We must prepare for darker days ahead in Russian aggression, PM warns allies
The West has “failed to learn the lessons of Russian behaviour” that have led to the invasion of Ukraine, the Prime Minister said as he warned world leaders: “We need to prepare now for even darker days ahead.”
In a nearly 1,300-word essay in the New York Times published on Sunday, Boris Johnson appealed to his counterparts to do more to resist the normalisation of the Russian offensive.
“Have we done enough for Ukraine? The honest answer is no,” he wrote, as he set out a six-point plan which he thinks will tackle Russian President Vladimir Putin’s advance.
Mr Johnson said “never in my life have I seen an international crisis where the dividing line between right and wrong has been so stark”, as he insisted world leaders “must not allow anyone in the Kremlin to get away with misrepresenting our intentions to find post-facto justification for their war of choice”.
Mr Putin has repeatedly tried to blame fears over the expansion of Nato as a reason for launching the attack on Ukraine.
But Mr Johnson said: “The truth is that Ukraine had no serious prospect of Nato membership in the near future.
“This is not a Nato conflict and it will not become one. No ally has sent combat troops to Ukraine.
“We were ready to respond to Russia’s stated security concerns through negotiation. I and many other Western leaders have spoken to President Putin to understand his perspective.
“It was now clear diplomacy never had a chance. But it is precisely because of our respect for Russia that we find the actions of the Putin regime so unconscionable.
“We have no hostility towards the Russian people and we have no desire to impugn a great nation, a world power and a founding member of the United Nations. We despair of the decision to send young innocent Russians into a bloody and futile war.”
Mr Johnson called on leaders to mobilise an “international humanitarian coalition” for Ukraine and support the country “in its efforts to provide for its own self-defence”.
The economic pressure on the Kremlin should be ratcheted up, he said, and leaders must resist the “creeping normalisation” of what Russia is doing in Ukraine.
“We have failed to learn the lessons of Russian behaviour that have led to this point,” he wrote.
“No-one can say we were not warned: we saw what Russia did in Georgia in 2008, Ukraine in 2014 and even on the streets of the British city of Salisbury.
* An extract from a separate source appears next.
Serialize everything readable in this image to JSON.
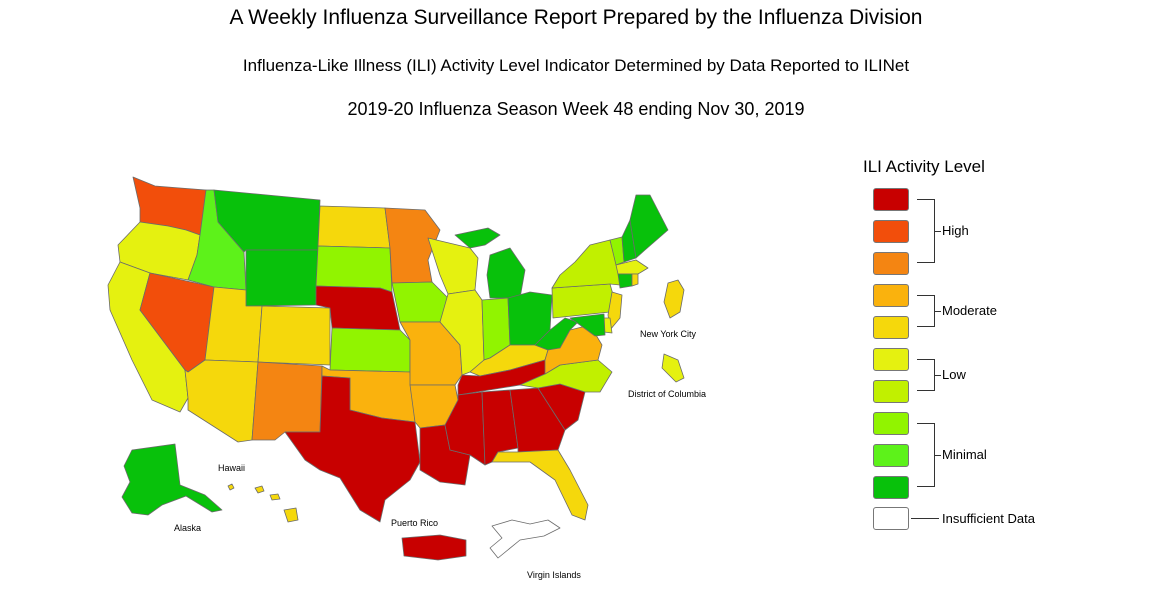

And I know from speaking to my counterparts on recent visits to Poland and Estonia just how acutely they feel the threat.”
Mr Johnson also said while diplomatic paths to resolving the war must be pursued, this could only be done with the full participation of the “legitimate Government of Ukraine”.
He added that there also needs to be a rapid campaign to strengthen security and resilience across the Euro-Atlantic area.
“It is no longer enough to express warm platitudes about the rules-based international order. We are going to have to actively defend it against a sustained attempt to rewrite the rules by force and other tools such as economic coercion,” he said.
Shadow defence secretary John Healey said the Prime Minister must match his rhetoric with action.
He told Times Radio: “In many ways, some of our allies could reasonably turn around and say ‘well it’s all very well for you, Boris Johnson, but you’ve got to now match some of your tough rhetoric with your own action, particularly on humanitarian assistance, on diplomacy and on sanctions’.”
The Prime Minister’s intervention comes as a desperate humanitarian crisis emerges in Ukraine.
The hopes of a temporary ceasefire in two Ukrainian cities were revived on Sunday, after a previous attempt on Saturday could not go ahead due to continued shelling.
Eduard Basurin, the head of the military in separatist-held Donetsk territory, said safe passage corridors for residents of the besieged port city of Mariupol and the city of Volnovakha will reopen.
Asked whether he thought the second attempt would hold, Deputy Prime Minister Dominic Raab told the BBC’s Sunday Morning programme: “I’m very sceptical about any assurances or commitments that President Putin makes.
“Of course, we want to do everything we can. We should exhaust all opportunities to try and provide humanitarian relief. But I think you only have to look at his track record in Syria to see that we need to be very careful to test any assurances Vladimir Putin gives.”
Ukrainian deputy prime minister Olha Stefanishyna told the programme Ukrainians would “never trust” what the Russians say and that they know “the Russian playbook by heart”.
Meanwhile, Mr Raab defended the UK’s support to Ukrainians fleeing the country, after reports in the French media that 150 refugees had been turned away at Calais because they did not have a visa.
French interior minister Gerald Darmanin is reported to have written to Home Secretary Priti Patel accusing London of a “totally inadequate response” and “lack of humanity” and calling on her to set up a proper consular presence in Calais to deal with the humanitarian crisis.
Mr Raab did not deny the refugees had been turned away, and said: “Look, if we just open the door not only will we not benefit the people that we need to, the genuine refugees, but I think we undermine the popular support for this very thing, so I don’t think that’s the right thing to do.
“We need to make sure that we’re acting for those that need our support.”
More than 1.5 million refugees have fled Ukraine in the past 10 days in the fastest-growing refugee crisis in Europe since the Second World War, the United Nations has said.